Cloud Security Approaches
There are several different approaches to cloud security, each offering different trade-offs in terms of visibility and security, ease of deployment, required permissions, cost, and scale.
API and Event Logs
API and event logs are the best approach for identifying vulnerabilities in cloud accounts and detecting anomalous activity that the security services are interested in. Using these mechanisms, you can access the data of various accounts. So, the very first thing the security teams must do is gain multi-account access to the numerous cloud accounts in the organization. This approach provides excellent visibility but needs to be complemented by protection techniques.
Analyzing Images and Snapshots
Analyzing images and snapshots is an effective approach for obtaining more detailed information about workloads, both before and during application launching. This method enables analyzing a snapshot of the running system drive to detect any anomalies, vulnerabilities, or incidents due to configuration errors, etc. Snapshots provide detailed workload data but may fail to identify RAM-resident issues such as fileless malware used, for example, in advanced ransomware attacks. It is important to note that when we move to applications with no data, the usage of periodic snapshot analysis may be limited. This mechanism may not be suitable for cloud services for which snapshots cannot be obtained. Such an approach provides deep snapshot data but also must be supplemented with some protection methods.
Cloud-based Agents
Cloud-based agents and scripts are an effective approach to provide increased visibility and manageability. They provide an easy way to enhance cloud-native agents like SSM in a virtual machine. Agents can consume a lot of resources depending on their functionality. Support for cloud-based agents is limited to the capabilities provided by the CSP, such as operating system support or provided functionality. In many cases, cloud-native agents run commands that log the required information, implying the parallel operation of data loggers.
Sidecar and DaemonSet Containers
Sidecar and DaemonSet containers are used to easily deploy agents in containerized and serverless environments. Sidecar allows you to run one container for each pod by providing big data. However, it consumes a lot of resources and has a high cost as several sidecar containers run on the same server. They can be used in serverless container models that cannot apply DaemonSets. Because the functionality of Sidecar and DaemonSet is similar to that of the agents, many of the agents’ limitations mentioned above apply to them as well.
Agent-Driven Approach
The agent-driven approach provides the best visibility and most effective control over the environment that the application runs in by launching the code that resides in memory along with the application itself. However, this approach is more complex because security services need to have Deep Discovery and forensic means in place in advance to be able to deploy these agents. Difficulties can also arise when adding agents since they must run on every machine, and the security team may not have the right to run software on every machine, especially in the cloud. Depending on the options supported, resource utilization and solution cost may be high. New technologies such as Extended Berkeley Packet Filters (eBPF) reduce resource consumption by agents, enhancing their usability.

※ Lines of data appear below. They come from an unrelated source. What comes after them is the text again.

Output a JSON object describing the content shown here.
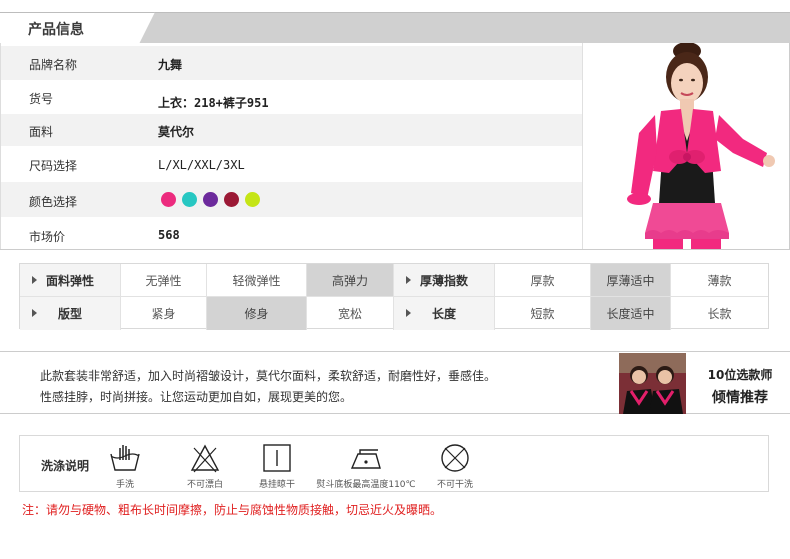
{
  "header": {
    "title": "产品信息"
  },
  "info": {
    "brand_label": "品牌名称",
    "brand_value": "九舞",
    "sku_label": "货号",
    "sku_value": "上衣：218+裤子951",
    "fabric_label": "面料",
    "fabric_value": "莫代尔",
    "size_label": "尺码选择",
    "size_value": "L/XL/XXL/3XL",
    "color_label": "颜色选择",
    "colors": [
      "#ec2b7e",
      "#27c7c2",
      "#6c2a9c",
      "#9b1935",
      "#c5e516"
    ],
    "price_label": "市场价",
    "price_value": "568"
  },
  "attrs": {
    "row1": [
      "面料弹性",
      "无弹性",
      "轻微弹性",
      "高弹力",
      "厚薄指数",
      "厚款",
      "厚薄适中",
      "薄款"
    ],
    "row2": [
      "版型",
      "紧身",
      "修身",
      "宽松",
      "长度",
      "短款",
      "长度适中",
      "长款"
    ]
  },
  "desc": {
    "line1": "此款套装非常舒适，加入时尚褶皱设计，莫代尔面料，柔软舒适，耐磨性好，垂感佳。",
    "line2": "性感挂脖，时尚拼接。让您运动更加自如，展现更美的您。",
    "rec_line1": "10位选款师",
    "rec_line2": "倾情推荐"
  },
  "wash": {
    "label": "洗涤说明",
    "items": [
      "手洗",
      "不可漂白",
      "悬挂晾干",
      "熨斗底板最高温度110℃",
      "不可干洗"
    ]
  },
  "note": "注：请勿与硬物、粗布长时间摩擦，防止与腐蚀性物质接触，切忌近火及曝晒。"
}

Embedded-in-Image/Embedded-in-Code Approach
The embedded-in-image/embedded-in-code approach allows security utilities to be embedded in a deployed application image. This allows you to deploy functional security elements without having to deploy an agent with every workload. Such an approach provides high visibility of the application performance and is suitable even for serverless applications. Compilation of code induces further critical issues due to the need to add code during the assembly of a software product, and code libraries must be available in every functional programming language.
No One Size Fits All Approach to Cloud Security
Different security approaches present unique trade-offs, and none of them can fully meet the requirements of different security services for the diverse set of platforms they support.
At any given time, different cloud services will be at different levels of implementation. Security teams need to take a step-by-step approach, starting the service implementation cycle with solutions that are easy to install and can provide an underlying security and visibility barrier. As the applications in the service evolve and more and more valuable applications become available online, a new security approach will be required that provides higher levels of detection and control in addition to existing practices.
No single approach can cover all customer use cases, and different combinations of security solutions will function at any given time.